¿Es mejor ducharse por la mañana o por la noche?

Todos tenemos nuestros rituales cotidianos que nos ayudan a completar con eficacia esas tareas que tenemos que cumplir cada día, y una vez que los instauramos, nos resistimos a cambiarlos.

Yo lo he hecho últimamente: he cambiado mi hora de la ducha, y he pasado de ducharme por las mañanas, nada más levantarme, a ducharme por las noches, poco antes de acostarme. Y ha sido una experiencia interesante. Esto es lo que he aprendido.

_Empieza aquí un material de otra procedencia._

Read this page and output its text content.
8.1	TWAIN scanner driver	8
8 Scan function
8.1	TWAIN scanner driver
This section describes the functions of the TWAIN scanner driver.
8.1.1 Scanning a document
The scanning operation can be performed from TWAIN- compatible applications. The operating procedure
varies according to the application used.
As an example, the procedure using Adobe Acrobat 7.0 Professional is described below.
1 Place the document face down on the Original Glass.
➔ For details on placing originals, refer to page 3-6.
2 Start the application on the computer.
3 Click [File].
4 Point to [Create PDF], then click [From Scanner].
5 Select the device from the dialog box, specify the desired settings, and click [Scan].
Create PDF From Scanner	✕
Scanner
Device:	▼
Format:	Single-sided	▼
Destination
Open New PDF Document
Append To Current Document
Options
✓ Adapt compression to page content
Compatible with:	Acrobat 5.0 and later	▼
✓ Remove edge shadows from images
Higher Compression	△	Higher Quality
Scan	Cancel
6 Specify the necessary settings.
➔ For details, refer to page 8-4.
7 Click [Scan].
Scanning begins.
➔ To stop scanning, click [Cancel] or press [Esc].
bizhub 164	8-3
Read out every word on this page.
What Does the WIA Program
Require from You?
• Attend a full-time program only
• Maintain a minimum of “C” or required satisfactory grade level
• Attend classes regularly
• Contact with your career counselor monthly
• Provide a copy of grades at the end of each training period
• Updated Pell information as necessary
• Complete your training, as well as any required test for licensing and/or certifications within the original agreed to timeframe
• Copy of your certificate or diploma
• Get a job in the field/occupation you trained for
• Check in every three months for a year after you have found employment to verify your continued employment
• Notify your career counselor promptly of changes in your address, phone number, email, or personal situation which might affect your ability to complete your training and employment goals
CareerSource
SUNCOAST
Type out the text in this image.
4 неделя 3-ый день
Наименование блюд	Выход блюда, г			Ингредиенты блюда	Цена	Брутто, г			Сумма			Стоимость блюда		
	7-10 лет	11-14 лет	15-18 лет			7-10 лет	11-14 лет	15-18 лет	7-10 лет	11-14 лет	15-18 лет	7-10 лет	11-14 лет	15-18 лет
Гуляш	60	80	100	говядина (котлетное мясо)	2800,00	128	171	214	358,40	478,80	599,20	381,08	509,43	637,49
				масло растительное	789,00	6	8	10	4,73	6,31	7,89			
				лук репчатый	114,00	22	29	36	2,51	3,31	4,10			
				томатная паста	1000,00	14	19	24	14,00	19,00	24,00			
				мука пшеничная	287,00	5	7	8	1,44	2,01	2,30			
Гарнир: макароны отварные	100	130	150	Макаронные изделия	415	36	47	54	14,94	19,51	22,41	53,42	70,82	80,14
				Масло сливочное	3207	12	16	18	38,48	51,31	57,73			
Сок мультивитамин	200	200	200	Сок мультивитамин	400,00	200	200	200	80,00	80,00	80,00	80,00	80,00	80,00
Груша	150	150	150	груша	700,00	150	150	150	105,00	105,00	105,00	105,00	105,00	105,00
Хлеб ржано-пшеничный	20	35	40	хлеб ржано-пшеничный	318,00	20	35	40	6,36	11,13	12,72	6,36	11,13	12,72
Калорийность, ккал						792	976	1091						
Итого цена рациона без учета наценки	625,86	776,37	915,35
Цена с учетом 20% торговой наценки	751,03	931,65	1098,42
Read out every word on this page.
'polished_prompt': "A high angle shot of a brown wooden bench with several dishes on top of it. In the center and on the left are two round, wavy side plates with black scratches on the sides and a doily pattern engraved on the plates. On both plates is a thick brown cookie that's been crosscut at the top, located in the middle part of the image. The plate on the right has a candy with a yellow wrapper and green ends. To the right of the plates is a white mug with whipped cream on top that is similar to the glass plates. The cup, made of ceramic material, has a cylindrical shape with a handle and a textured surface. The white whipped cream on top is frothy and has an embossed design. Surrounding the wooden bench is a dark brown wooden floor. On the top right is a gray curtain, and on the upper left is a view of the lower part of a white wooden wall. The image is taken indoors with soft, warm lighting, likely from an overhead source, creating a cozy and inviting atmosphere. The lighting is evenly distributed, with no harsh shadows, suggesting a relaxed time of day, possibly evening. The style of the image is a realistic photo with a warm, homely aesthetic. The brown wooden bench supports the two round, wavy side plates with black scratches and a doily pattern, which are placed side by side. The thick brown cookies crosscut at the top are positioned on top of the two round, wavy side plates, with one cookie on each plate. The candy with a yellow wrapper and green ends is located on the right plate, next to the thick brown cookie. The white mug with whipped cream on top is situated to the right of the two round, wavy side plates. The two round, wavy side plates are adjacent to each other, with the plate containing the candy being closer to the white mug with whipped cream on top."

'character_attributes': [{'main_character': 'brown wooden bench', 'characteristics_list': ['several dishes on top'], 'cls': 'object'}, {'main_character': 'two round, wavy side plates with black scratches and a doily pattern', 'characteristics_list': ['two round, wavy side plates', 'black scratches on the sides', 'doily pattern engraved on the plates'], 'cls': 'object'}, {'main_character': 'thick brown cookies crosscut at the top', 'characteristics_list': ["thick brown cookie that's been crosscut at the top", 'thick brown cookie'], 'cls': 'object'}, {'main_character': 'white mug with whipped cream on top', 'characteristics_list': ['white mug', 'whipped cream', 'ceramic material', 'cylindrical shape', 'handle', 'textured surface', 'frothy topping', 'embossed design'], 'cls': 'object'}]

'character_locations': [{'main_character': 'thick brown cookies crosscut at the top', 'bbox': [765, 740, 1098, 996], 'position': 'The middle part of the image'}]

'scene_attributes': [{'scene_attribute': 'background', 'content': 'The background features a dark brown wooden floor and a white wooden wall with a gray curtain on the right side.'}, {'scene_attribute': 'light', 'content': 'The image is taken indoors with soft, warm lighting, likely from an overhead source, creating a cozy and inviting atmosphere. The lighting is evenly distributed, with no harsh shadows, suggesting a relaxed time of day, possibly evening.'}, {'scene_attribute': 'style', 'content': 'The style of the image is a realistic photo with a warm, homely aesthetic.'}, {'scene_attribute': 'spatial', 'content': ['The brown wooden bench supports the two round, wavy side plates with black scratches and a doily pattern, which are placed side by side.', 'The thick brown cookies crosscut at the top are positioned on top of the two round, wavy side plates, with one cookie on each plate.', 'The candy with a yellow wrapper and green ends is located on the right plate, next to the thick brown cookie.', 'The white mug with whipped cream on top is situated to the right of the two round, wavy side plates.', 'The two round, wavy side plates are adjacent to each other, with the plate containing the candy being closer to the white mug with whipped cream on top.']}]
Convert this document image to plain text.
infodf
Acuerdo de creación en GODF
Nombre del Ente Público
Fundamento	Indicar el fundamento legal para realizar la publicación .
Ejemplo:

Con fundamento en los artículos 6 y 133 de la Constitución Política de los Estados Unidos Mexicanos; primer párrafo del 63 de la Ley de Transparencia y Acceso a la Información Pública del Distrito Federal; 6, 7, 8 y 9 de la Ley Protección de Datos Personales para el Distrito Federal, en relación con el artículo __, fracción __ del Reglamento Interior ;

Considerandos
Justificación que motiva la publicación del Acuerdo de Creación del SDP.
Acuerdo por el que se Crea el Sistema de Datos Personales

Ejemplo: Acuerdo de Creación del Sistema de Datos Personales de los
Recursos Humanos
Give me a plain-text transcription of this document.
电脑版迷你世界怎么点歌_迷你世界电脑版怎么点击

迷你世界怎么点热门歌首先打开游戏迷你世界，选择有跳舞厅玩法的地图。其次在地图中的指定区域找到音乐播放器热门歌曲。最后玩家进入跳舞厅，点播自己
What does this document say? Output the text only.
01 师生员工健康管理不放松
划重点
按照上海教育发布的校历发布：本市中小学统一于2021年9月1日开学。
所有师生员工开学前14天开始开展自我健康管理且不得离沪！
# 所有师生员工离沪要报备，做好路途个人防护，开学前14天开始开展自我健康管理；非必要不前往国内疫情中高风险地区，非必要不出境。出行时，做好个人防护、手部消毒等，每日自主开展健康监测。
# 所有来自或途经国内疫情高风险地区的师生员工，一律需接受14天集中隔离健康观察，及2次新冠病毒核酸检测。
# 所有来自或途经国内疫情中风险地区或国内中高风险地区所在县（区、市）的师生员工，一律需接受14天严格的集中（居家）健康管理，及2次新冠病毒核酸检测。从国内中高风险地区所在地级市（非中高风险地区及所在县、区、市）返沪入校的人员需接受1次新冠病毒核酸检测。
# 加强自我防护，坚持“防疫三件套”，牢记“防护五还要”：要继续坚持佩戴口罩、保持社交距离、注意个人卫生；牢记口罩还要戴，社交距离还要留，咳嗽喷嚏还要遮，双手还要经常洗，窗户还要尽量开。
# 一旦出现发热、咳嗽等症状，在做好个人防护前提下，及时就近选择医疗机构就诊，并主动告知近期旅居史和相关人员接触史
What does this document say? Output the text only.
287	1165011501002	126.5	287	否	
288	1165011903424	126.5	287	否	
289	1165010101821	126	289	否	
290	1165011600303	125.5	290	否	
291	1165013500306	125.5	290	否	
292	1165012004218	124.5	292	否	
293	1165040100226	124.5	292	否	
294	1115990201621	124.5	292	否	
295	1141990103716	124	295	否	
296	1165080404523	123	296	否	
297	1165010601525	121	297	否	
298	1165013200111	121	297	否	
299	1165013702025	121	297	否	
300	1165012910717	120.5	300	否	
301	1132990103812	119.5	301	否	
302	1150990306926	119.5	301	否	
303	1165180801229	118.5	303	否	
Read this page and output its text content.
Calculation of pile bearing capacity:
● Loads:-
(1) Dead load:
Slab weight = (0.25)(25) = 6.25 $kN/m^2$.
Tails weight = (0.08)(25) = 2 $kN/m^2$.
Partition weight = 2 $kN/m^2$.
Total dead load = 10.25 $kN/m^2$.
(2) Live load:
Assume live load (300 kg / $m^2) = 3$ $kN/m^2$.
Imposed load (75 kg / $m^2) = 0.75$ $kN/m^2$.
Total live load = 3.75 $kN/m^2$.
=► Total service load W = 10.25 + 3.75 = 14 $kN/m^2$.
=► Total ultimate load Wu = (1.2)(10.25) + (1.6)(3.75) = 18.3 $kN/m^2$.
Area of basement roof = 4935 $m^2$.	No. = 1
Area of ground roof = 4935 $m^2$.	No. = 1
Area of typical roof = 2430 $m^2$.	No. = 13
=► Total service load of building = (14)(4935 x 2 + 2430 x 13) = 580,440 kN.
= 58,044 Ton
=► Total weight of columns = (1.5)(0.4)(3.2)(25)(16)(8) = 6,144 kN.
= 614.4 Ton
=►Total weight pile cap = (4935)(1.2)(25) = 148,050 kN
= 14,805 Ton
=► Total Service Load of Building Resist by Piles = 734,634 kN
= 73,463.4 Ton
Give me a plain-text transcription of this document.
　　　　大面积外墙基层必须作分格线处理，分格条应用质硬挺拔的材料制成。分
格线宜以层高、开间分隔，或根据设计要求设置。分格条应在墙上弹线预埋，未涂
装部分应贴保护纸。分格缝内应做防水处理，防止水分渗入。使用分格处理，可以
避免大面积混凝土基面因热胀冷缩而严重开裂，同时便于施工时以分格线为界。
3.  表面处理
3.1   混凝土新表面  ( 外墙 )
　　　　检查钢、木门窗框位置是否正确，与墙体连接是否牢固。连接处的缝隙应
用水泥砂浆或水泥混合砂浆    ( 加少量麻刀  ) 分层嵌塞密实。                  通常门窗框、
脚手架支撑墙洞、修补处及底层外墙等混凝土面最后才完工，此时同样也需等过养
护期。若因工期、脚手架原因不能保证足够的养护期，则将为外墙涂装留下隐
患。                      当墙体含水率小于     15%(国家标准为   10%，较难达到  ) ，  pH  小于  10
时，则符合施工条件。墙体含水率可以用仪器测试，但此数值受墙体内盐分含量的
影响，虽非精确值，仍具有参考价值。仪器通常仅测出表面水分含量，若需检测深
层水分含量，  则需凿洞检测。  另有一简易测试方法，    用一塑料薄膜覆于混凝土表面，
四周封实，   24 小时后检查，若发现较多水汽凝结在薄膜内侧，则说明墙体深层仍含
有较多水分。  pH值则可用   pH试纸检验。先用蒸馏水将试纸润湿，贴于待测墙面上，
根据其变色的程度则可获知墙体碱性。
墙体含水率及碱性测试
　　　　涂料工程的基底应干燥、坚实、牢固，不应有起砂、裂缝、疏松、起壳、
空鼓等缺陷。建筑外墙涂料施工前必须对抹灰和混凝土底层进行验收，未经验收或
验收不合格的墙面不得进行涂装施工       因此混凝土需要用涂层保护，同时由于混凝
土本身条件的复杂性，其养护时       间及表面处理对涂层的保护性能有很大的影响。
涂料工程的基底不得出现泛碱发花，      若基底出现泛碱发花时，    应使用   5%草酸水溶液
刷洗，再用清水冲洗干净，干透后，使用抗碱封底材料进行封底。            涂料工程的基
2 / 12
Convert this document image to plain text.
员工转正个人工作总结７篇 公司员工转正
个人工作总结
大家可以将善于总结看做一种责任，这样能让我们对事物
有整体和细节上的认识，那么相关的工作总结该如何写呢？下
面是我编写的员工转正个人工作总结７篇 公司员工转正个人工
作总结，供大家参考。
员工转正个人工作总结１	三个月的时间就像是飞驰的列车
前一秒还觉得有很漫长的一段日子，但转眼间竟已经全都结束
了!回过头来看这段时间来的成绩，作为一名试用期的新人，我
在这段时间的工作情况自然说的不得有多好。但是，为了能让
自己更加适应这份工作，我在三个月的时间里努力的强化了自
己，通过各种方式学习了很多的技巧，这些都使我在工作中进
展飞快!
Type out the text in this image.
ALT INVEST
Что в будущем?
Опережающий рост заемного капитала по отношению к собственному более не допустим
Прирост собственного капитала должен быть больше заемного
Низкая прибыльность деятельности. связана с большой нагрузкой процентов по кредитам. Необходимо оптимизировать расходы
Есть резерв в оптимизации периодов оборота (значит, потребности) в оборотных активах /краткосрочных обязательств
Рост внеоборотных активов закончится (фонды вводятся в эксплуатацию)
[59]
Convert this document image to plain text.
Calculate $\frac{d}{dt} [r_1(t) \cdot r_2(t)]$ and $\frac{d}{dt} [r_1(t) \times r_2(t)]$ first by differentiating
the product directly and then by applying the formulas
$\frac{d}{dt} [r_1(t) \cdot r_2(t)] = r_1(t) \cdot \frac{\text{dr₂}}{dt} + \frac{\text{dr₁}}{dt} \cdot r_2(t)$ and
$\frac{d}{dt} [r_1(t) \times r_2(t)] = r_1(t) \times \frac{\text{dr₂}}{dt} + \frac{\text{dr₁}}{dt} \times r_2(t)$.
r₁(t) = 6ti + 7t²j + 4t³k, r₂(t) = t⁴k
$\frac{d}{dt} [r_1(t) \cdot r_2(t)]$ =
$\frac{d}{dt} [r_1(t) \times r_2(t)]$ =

1. Damos por sentadas las duchas mañaneras

En el momento en que decidí ducharme una noche y así no tendría que ducharme por la mañana nada más levantarme, me sentí una revolucionaria. ¡Qué rebelde! En mi cabeza, las duchas por la mañana eran lo suyo, lo normal, lo único. Pero, ¡qué narices! ¡Desafiemos las reglas!

2. Cuesta vencer el cansancio…

Según mi experiencia hay dos tipos de personas: las que les cuesta despertarse por las mañanas y luego por la noche están muy espabiladas, y las que les ocurre todo lo contrario. Yo soy de las segundas y normalmente a las 11 de la noche soy un zombi. En esos momentos, meterse en la ducha requiere mucha voluntad, porque del cansancio solo quieres meterte en la cama y lo demás ya vendrá mañana.

3. ..pero merece la pena

Una vez bajo la ducha, el esfuerzo merece la pena. Quitarse el sudor, la guarrería y el cansancio con ducha calentita antes de sentarse a ver una peli en el sofá o meterse directamente en la cama es una experiencia casi religiosa, como cantaba Enrique Iglesias antes de molar.

4. Ojo si pretendes hacer algo después

Hablamos de sentarse en el sofá a ver una película… Algo que no he conseguido todavía. Entre el cansancio y la relajación que me aporta la ducha, ni mi cuerpo ni mi cerebro están por la labor de mantenerse despiertos cuando además se encuentran sentados (vale, más bien repanchingados) en una superficie cómoda y mullida. Mi récord hasta ahora han sido 45 minutos antes de quedarme dormida.

5. Ducha, pijama y sábanas limpias

No hay nada mejor en esta vida que la combinación de una ducha, un pijama limpio y estrenar sábanas recién puestas. Deja de buscarlo, porque no existe, créeme.

6. Por la mañana puedes dormir un poquito más

Ah, sí, sí que lo hay: poder darle 10 o 15 minutos más al despertador por las mañanas porque ya no tienes que ducharte. Si tienes el pelo largo y lavártelo te lleva un rato, puedes estirar el sueño incluso más tiempo. ¿No es maravilloso?

7. También tiene sus inconvenientes

Un problema que no he conseguido terminar de apañar es precisamente el del pelo. Yo tengo el pelo largo y necesito un rato para lavarlo y, sobre todo, secarlo, ya que en invierno sobre todo salir a la calle o dormir con el pelo mojado es el equivalente de un resfriado seguro.

Esto me obligaba a madrugar más por las mañanas, pero con las duchas de por la noche me obliga a pasar un rato con el secador antes de acostarme, eliminando en parte el efecto relajante conseguido previamente. Como digo, aun no lo tengo resuelto. Se aceptan sugerencias.

8. ¿Y si sudas por las noches?

Probablemente esta nueva rutina no sea igual de apropiada durante todo el año: en verano, cuando el calor aprieta y las noches se pasan hecho una sopa, la ducha de por las mañanas quizá ya no sea opcional si no quieres ir todo el día con la sensación de seguir con el sudor y las sábanas pegadas. Disfrutaré el nuevo ritual mientras pueda.

9. El efecto despertar de la ducha

Alguien me ha preguntado si no echo de menos el efecto espabilador de una ducha por la mañana. La verdad es que no, pero probablemente eso tenga que ver con que ya amanezco bastante espabilada y con lavarme la cara y un buen desayuno tengo suficiente. Si no fuese así, quizá sí que lo echaría de menos.

En conclusión: ¿cómo no lo había probado antes?

No voy a decir que ducharme por las noches me haya cambiado la vida, pero sí me ha hecho estas últimas semanas mucho más agradables: me relaja antes de dormir y me deja dormir más por las mañanas. Mi único consejo es que lo pruebes unos días, aunque solo sea por darle un poquito de rebeldía a tu vida. Según mi experiencia, no te arrepentirás.